Deformable Image Registration of Dark-Field Chest Radiographs for Local Lung Signal Change Assessment
Fabian Drexel, Vasiliki Sideri-Lampretsa, Henriette Bast, Alexander W. Marka, Thomas Koehler, Florian T. Gassert, Daniela Pfeiffer, Daniel Rueckert, Franz Pfeiffer
TL;DR
This paper addresses how to quantitatively compare lung signals in dark-field chest radiographs across inspiratory and expiratory states. It introduces an iterative, deformable registration framework tailored for dark-field images using a multiresolution SVFFD model with LNCC similarity and bending-energy regularization, and evaluates it against a baseline attenuation-registration approach on a COPD-focused dataset. The results show strong registration performance and reveal that registered dark-field signal changes correlate more strongly with breathing capacity and emphysema severity than attenuation-based metrics, suggesting potential for low-dose dynamic lung-function assessment using dark-field radiography. Overall, the work provides a practical method and evidence that dark-field imaging can add functional insight beyond conventional radiography, with implications for rapid, low-dose ventilation analysis.
Abstract
Dark-field radiography of the human chest has been demonstrated to have promising potential for the analysis of the lung microstructure and the diagnosis of respiratory diseases. However, previous studies of dark-field chest radiographs evaluated the lung signal only in the inspiratory breathing state. Our work aims to add a new perspective to these previous assessments by locally comparing dark-field lung information between different respiratory states.
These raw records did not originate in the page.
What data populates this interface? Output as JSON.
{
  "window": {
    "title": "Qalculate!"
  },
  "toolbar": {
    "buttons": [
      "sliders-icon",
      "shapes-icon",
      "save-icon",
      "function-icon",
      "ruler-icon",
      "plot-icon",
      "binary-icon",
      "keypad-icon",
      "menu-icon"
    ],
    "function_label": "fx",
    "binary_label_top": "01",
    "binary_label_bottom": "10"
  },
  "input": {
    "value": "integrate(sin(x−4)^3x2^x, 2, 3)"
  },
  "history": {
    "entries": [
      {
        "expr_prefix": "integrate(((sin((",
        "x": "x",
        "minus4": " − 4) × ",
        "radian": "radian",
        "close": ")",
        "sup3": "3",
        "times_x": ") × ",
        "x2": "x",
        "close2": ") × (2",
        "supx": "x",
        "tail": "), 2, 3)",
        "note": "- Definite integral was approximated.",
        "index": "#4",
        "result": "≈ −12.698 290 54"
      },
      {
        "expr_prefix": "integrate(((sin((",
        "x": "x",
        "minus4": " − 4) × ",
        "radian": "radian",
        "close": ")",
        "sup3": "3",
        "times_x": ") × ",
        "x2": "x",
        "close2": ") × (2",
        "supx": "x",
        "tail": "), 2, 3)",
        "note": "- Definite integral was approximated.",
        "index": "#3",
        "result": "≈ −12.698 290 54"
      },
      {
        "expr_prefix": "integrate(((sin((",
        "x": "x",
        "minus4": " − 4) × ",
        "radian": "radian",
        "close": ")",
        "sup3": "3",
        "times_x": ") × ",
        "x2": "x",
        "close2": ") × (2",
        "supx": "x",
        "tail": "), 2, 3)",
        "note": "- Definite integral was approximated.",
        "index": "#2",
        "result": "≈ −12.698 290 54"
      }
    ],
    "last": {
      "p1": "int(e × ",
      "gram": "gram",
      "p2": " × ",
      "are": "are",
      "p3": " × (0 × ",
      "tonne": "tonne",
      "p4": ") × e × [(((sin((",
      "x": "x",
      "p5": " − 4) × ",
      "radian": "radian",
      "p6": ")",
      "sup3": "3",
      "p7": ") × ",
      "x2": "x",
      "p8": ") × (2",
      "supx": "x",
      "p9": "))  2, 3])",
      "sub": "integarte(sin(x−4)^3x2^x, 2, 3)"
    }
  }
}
To this end, we discuss suitable image registration methods for dark-field chest radiographs to enable consistent spatial alignment of the lung in distinct breathing states. Utilizing full inspiration and expiration scans from a clinical chronic obstructive pulmonary disease study, we assess the performance of the proposed registration framework and outline applicable evaluation approaches. Our regional characterization of lung dark-field signal changes between the breathing states provides a proof-of-principle that dynamic radiography-based lung function assessment approaches may benefit from considering registered dark-field images in addition to standard plain chest radiographs.